Thursday, August 5, 2010

Improvisation and Kids

Today I finished the ARTS camp at Easley First Baptist Church. I had two classes to which I taught improv for four days. The first class consisted of eleven 1-3 graders, the second of six 4-6 graders.

I learned something very valuable. Kids don't need improv.

Keith Johnstone said it right (as usual) ((by the way, the following quote is paraphrased because I'm too lazy to go grab my copy of "Impro" even though it's mere feet away. So go buy the book yourself and read it in context. You won't regret it.)):

"Kids are not under-developed adults. Adults are atrophied children."

It takes a certain amount of life to paralyze the creative impulse, or at least bury it deep enough to require excavation. Typically, improv is that excavation.

But kids are already kids. They don't need excavation. They need discipline and structure.

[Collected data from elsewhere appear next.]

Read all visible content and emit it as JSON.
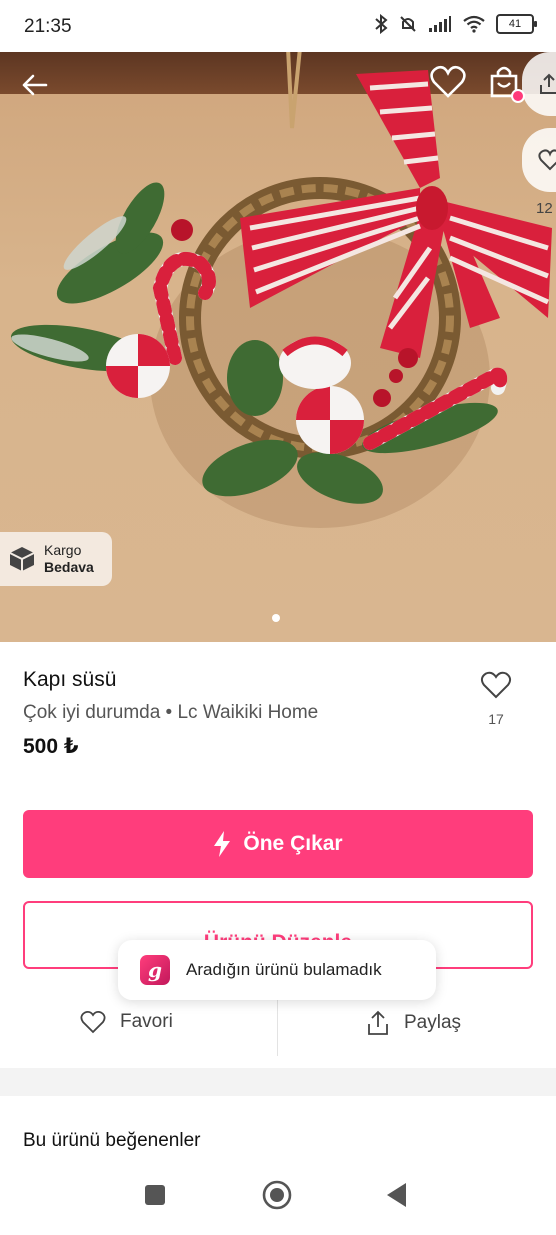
{
  "status_bar": {
    "time": "21:35",
    "battery": "41"
  },
  "hero": {
    "side_like_count": "12",
    "badge": {
      "line1": "Kargo",
      "line2": "Bedava"
    }
  },
  "product": {
    "title": "Kapı süsü",
    "subtitle": "Çok iyi durumda • Lc Waikiki Home",
    "price": "500 ₺",
    "like_count": "17"
  },
  "buttons": {
    "primary": "Öne Çıkar",
    "outline": "Ürünü Düzenle"
  },
  "toast": {
    "logo_letter": "g",
    "message": "Aradığın ürünü bulamadık"
  },
  "actions": {
    "favorite": "Favori",
    "share": "Paylaş"
  },
  "section": {
    "likers_title": "Bu ürünü beğenenler"
  },
  "colors": {
    "accent": "#ff3d7c",
    "text": "#111111",
    "muted": "#555555"
  },
  "icons": [
    "back-arrow-icon",
    "heart-icon",
    "shopping-bag-icon",
    "share-icon",
    "box-icon",
    "lightning-icon",
    "square-icon",
    "circle-home-icon",
    "triangle-back-icon"
  ]
}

Improv then becomes a different monster... one of training on a very basic level, not error correction. I think that traditional theatre training is a preferable method for developing a child's artistic temperament, with improv used primarily as a tool in the theatrical creation process, instead of my usual ideal of using theatrical devices as tools in an improvisational creation process.

I think that I now understand why Peter Brook used an eclectic mix of fully trained, experienced actors from different backgrounds in his troupes. He used improv to "untrain" these actors, who could then use the reverse-engineered techniques of their previous crafts to re-assemble themselves into a super-creative entity. But they had to have something to untrain.

Improv seeks to return "adults" into a child-like state of freedom, creativity and security, but with the confidence, awareness and capability that only time can instill.

Kids need something different.

Hopefully more experience in this arena will show me different techniques to deal with the needs of such budding little geniuses, but as of now... if you're a teacher of elementary students, stick to theatre.

Improv will fix anything you screw up... but later on.